Pas si simple. La grande pauvreté est une situation de ruptures profondes qui n’a rien de relatif ni d’artificiel.

La pauvreté n’est pas qu’une notion relative. Un millionnaire ne sera jamais pauvre dans un pays de milliardaires. Il existe bien un moment où, à force de cumuler des précarités dans plusieurs domaines, une personne se trouve dans une situation de rupture et d’exclusion qui la prive d’une existence sociale et de ses droits fondamentaux. C’est ainsi que l’économiste Amartya Sen a défini, dans les années 1980, la pauvreté comme un déficit de « capabilités » ou « capacités » de base[1]permettant d’atteindre certains niveaux de minimums acceptables, variables d’une société à une autre : être bien nourri et logé, prendre part à la vie de la communauté, pouvoir se montrer en public sans honte, etc.

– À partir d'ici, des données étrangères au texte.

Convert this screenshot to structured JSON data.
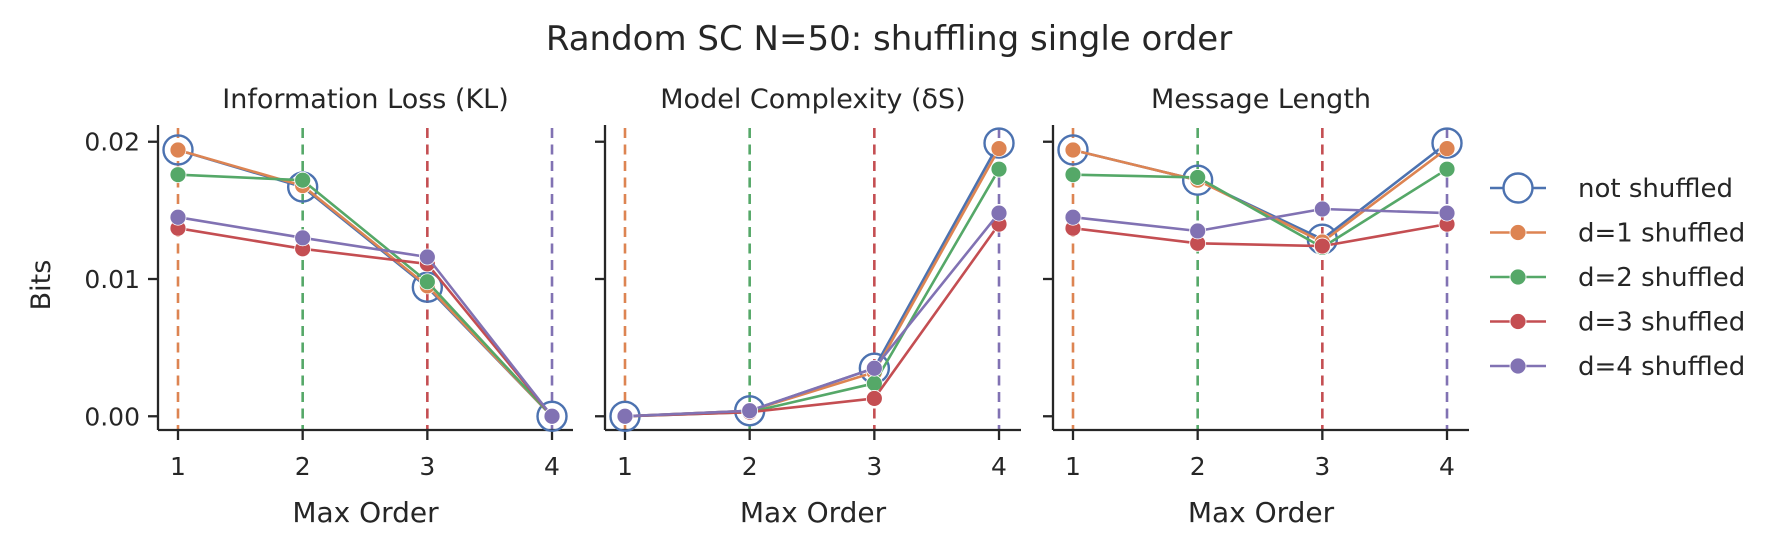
{
  "figure": {
    "title": "Random SC N=50: shuffling single order",
    "ylabel": "Bits"
  },
  "legend": {
    "items": [
      {
        "label": "not shuffled",
        "color": "#4c72b0",
        "marker": "open-circle"
      },
      {
        "label": "d=1 shuffled",
        "color": "#dd8452",
        "marker": "filled-circle"
      },
      {
        "label": "d=2 shuffled",
        "color": "#55a868",
        "marker": "filled-circle"
      },
      {
        "label": "d=3 shuffled",
        "color": "#c44e52",
        "marker": "filled-circle"
      },
      {
        "label": "d=4 shuffled",
        "color": "#8172b3",
        "marker": "filled-circle"
      }
    ]
  },
  "chart_data": [
    {
      "type": "line",
      "title": "Information Loss (KL)",
      "xlabel": "Max Order",
      "ylabel": "Bits",
      "x": [
        1,
        2,
        3,
        4
      ],
      "ylim": [
        -0.001,
        0.021
      ],
      "yticks": [
        "0.00",
        "0.01",
        "0.02"
      ],
      "vlines": [
        {
          "x": 1,
          "color": "#dd8452"
        },
        {
          "x": 2,
          "color": "#55a868"
        },
        {
          "x": 3,
          "color": "#c44e52"
        },
        {
          "x": 4,
          "color": "#8172b3"
        }
      ],
      "series": [
        {
          "name": "not shuffled",
          "values": [
            0.0194,
            0.0167,
            0.0094,
            0.0
          ],
          "color": "#4c72b0"
        },
        {
          "name": "d=1 shuffled",
          "values": [
            0.0194,
            0.0168,
            0.0095,
            0.0
          ],
          "color": "#dd8452"
        },
        {
          "name": "d=2 shuffled",
          "values": [
            0.0176,
            0.0172,
            0.0098,
            0.0
          ],
          "color": "#55a868"
        },
        {
          "name": "d=3 shuffled",
          "values": [
            0.0137,
            0.0122,
            0.0111,
            0.0
          ],
          "color": "#c44e52"
        },
        {
          "name": "d=4 shuffled",
          "values": [
            0.0145,
            0.013,
            0.0116,
            0.0
          ],
          "color": "#8172b3"
        }
      ]
    },
    {
      "type": "line",
      "title": "Model Complexity (δS)",
      "xlabel": "Max Order",
      "x": [
        1,
        2,
        3,
        4
      ],
      "ylim": [
        -0.001,
        0.021
      ],
      "vlines": [
        {
          "x": 1,
          "color": "#dd8452"
        },
        {
          "x": 2,
          "color": "#55a868"
        },
        {
          "x": 3,
          "color": "#c44e52"
        },
        {
          "x": 4,
          "color": "#8172b3"
        }
      ],
      "series": [
        {
          "name": "not shuffled",
          "values": [
            0.0,
            0.0004,
            0.0035,
            0.0199
          ],
          "color": "#4c72b0"
        },
        {
          "name": "d=1 shuffled",
          "values": [
            0.0,
            0.0004,
            0.0032,
            0.0195
          ],
          "color": "#dd8452"
        },
        {
          "name": "d=2 shuffled",
          "values": [
            0.0,
            0.0003,
            0.0024,
            0.018
          ],
          "color": "#55a868"
        },
        {
          "name": "d=3 shuffled",
          "values": [
            0.0,
            0.0003,
            0.0013,
            0.014
          ],
          "color": "#c44e52"
        },
        {
          "name": "d=4 shuffled",
          "values": [
            0.0,
            0.0004,
            0.0035,
            0.0148
          ],
          "color": "#8172b3"
        }
      ]
    },
    {
      "type": "line",
      "title": "Message Length",
      "xlabel": "Max Order",
      "x": [
        1,
        2,
        3,
        4
      ],
      "ylim": [
        -0.001,
        0.021
      ],
      "vlines": [
        {
          "x": 1,
          "color": "#dd8452"
        },
        {
          "x": 2,
          "color": "#55a868"
        },
        {
          "x": 3,
          "color": "#c44e52"
        },
        {
          "x": 4,
          "color": "#8172b3"
        }
      ],
      "series": [
        {
          "name": "not shuffled",
          "values": [
            0.0194,
            0.0172,
            0.0129,
            0.0199
          ],
          "color": "#4c72b0"
        },
        {
          "name": "d=1 shuffled",
          "values": [
            0.0194,
            0.0172,
            0.0127,
            0.0195
          ],
          "color": "#dd8452"
        },
        {
          "name": "d=2 shuffled",
          "values": [
            0.0176,
            0.0174,
            0.0123,
            0.018
          ],
          "color": "#55a868"
        },
        {
          "name": "d=3 shuffled",
          "values": [
            0.0137,
            0.0126,
            0.0124,
            0.014
          ],
          "color": "#c44e52"
        },
        {
          "name": "d=4 shuffled",
          "values": [
            0.0145,
            0.0135,
            0.0151,
            0.0148
          ],
          "color": "#8172b3"
        }
      ]
    }
  ]
}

En 1987, Joseph Wresinski, fondateur d’ATD Quart Monde, a donné une définition similaire de la grande pauvreté : « La précarité est l’absence d’une ou plusieurs des sécurités, notamment celle de l’emploi, permettant aux personnes et familles d’assumer leurs obligations professionnelles, familiales et sociales, et de jouir de leurs droits fondamentaux. L’insécurité qui en résulte peut être plus ou moins étendue et avoir des conséquences plus ou moins graves et définitives. Elle conduit à la grande pauvreté quand elle affecte plusieurs domaines de l’existence, qu’elle devient persistante, qu’elle compromet les chances de réassumer des responsabilités et de reconquérir ses droits par soi-même, dans un avenir prévisible[2]. »

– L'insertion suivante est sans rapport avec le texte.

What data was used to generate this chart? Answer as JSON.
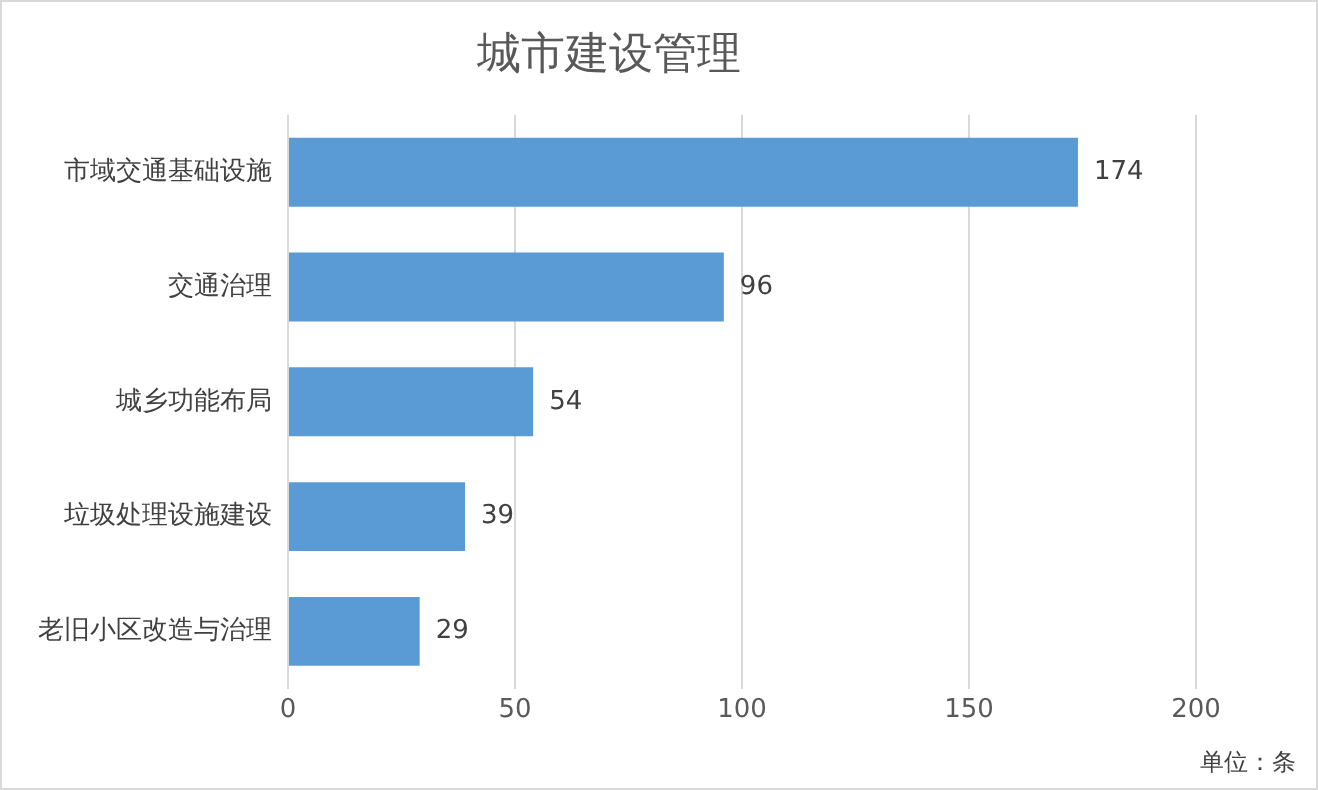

Cependant, alors que Sen et Wresinski insistent sur le caractère multidimensionnel de la pauvreté[3], les mesures officielles se basent, en France comme dans les autres pays, sur des indicateurs quantitatifs de la pauvreté centrés sur l’aspect monétaire : les revenus, l’accès à un panier de biens ou les « conditions de vie ». Dans la suite de cet ouvrage, nous utiliserons malgré tout ce type d’indicateurs, car ils sont actuellement les seuls disponibles.

  • La pauvreté monétaire

Pour les Nations unies et l’Union européenne, une famille est « pauvre » si son revenu se situe sous un seuil de pauvreté défini à 60 % du revenu médian[4] : 1 026 € mensuels pour une personne seule en France en 2016, et 2 155 € pour un couple avec deux enfants de moins de 14 ans.

En France, l’Insee dénombrait en 2016 :

– 8 783 000 personnes en situation de pauvreté (au seuil de 60 %), soit 14 % de la population ;

– 4 997 000 personnes en grande pauvreté (seuil de 50 % du revenu médian), soit 8 %.

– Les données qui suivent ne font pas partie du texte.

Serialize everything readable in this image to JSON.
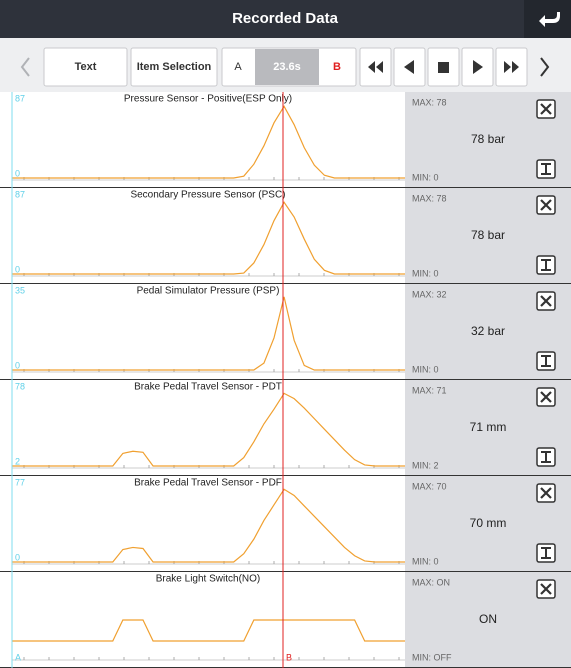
{
  "header": {
    "title": "Recorded Data"
  },
  "toolbar": {
    "text_button": "Text",
    "item_selection_button": "Item Selection",
    "cursor_a": "A",
    "time": "23.6s",
    "cursor_b": "B"
  },
  "cursor_labels": {
    "a": "A",
    "b": "B"
  },
  "panels": [
    {
      "title": "Pressure Sensor - Positive(ESP Only)",
      "scale": [
        0,
        87
      ],
      "max": "MAX: 78",
      "current": "78 bar",
      "min": "MIN: 0",
      "info_button": true,
      "trace": [
        0,
        0,
        0,
        0,
        0,
        0,
        0,
        0,
        0,
        0,
        0,
        0,
        0,
        0,
        0,
        0,
        0,
        0,
        0,
        0,
        0,
        0,
        0,
        2,
        15,
        35,
        60,
        78,
        58,
        33,
        14,
        3,
        0,
        0,
        0,
        0,
        0,
        0,
        0,
        0
      ]
    },
    {
      "title": "Secondary Pressure Sensor (PSC)",
      "scale": [
        0,
        87
      ],
      "max": "MAX: 78",
      "current": "78 bar",
      "min": "MIN: 0",
      "info_button": true,
      "trace": [
        0,
        0,
        0,
        0,
        0,
        0,
        0,
        0,
        0,
        0,
        0,
        0,
        0,
        0,
        0,
        0,
        0,
        0,
        0,
        0,
        0,
        0,
        0,
        1,
        12,
        32,
        58,
        78,
        62,
        38,
        16,
        4,
        0,
        0,
        0,
        0,
        0,
        0,
        0,
        0
      ]
    },
    {
      "title": "Pedal Simulator Pressure (PSP)",
      "scale": [
        0,
        35
      ],
      "max": "MAX: 32",
      "current": "32 bar",
      "min": "MIN: 0",
      "info_button": true,
      "trace": [
        0,
        0,
        0,
        0,
        0,
        0,
        0,
        0,
        0,
        0,
        0,
        0,
        0,
        0,
        0,
        0,
        0,
        0,
        0,
        0,
        0,
        0,
        0,
        0,
        0,
        3,
        14,
        32,
        13,
        2,
        0,
        0,
        0,
        0,
        0,
        0,
        0,
        0,
        0,
        0
      ]
    },
    {
      "title": "Brake Pedal Travel Sensor - PDT",
      "scale": [
        2,
        78
      ],
      "max": "MAX: 71",
      "current": "71 mm",
      "min": "MIN: 2",
      "info_button": true,
      "trace": [
        2,
        2,
        2,
        2,
        2,
        2,
        2,
        2,
        2,
        2,
        2,
        14,
        16,
        15,
        2,
        2,
        2,
        2,
        2,
        2,
        2,
        2,
        2,
        10,
        25,
        42,
        56,
        71,
        66,
        57,
        47,
        37,
        27,
        17,
        8,
        3,
        2,
        2,
        2,
        2
      ]
    },
    {
      "title": "Brake Pedal Travel Sensor - PDF",
      "scale": [
        0,
        77
      ],
      "max": "MAX: 70",
      "current": "70 mm",
      "min": "MIN: 0",
      "info_button": true,
      "trace": [
        0,
        0,
        0,
        0,
        0,
        0,
        0,
        0,
        0,
        0,
        0,
        12,
        14,
        13,
        0,
        0,
        0,
        0,
        0,
        0,
        0,
        0,
        0,
        8,
        22,
        40,
        55,
        70,
        64,
        54,
        44,
        34,
        24,
        14,
        6,
        1,
        0,
        0,
        0,
        0
      ]
    },
    {
      "title": "Brake Light Switch(NO)",
      "states": [
        "OFF",
        "ON"
      ],
      "max": "MAX: ON",
      "current": "ON",
      "min": "MIN: OFF",
      "info_button": false,
      "trace": [
        "OFF",
        "OFF",
        "OFF",
        "OFF",
        "OFF",
        "OFF",
        "OFF",
        "OFF",
        "OFF",
        "OFF",
        "OFF",
        "ON",
        "ON",
        "ON",
        "OFF",
        "OFF",
        "OFF",
        "OFF",
        "OFF",
        "OFF",
        "OFF",
        "OFF",
        "OFF",
        "OFF",
        "ON",
        "ON",
        "ON",
        "ON",
        "ON",
        "ON",
        "ON",
        "ON",
        "ON",
        "ON",
        "ON",
        "OFF",
        "OFF",
        "OFF",
        "OFF",
        "OFF"
      ]
    }
  ]
}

Mais ces taux de pauvreté monétaire ne disent rien du poids croissant des dépenses contraintes dans le budget des ménages défavorisés (idée fausse 23). Et ces taux peuvent baisser « artificiellement » si le revenu médian baisse, comme cela a été le cas en 2003, 2004, 2010, 2011, 2012 et 2013 (mais un taux qui baisse ne signifie pas forcément un nombre de personnes sous le seuil de pauvreté qui baisse, car la population française croît chaque année).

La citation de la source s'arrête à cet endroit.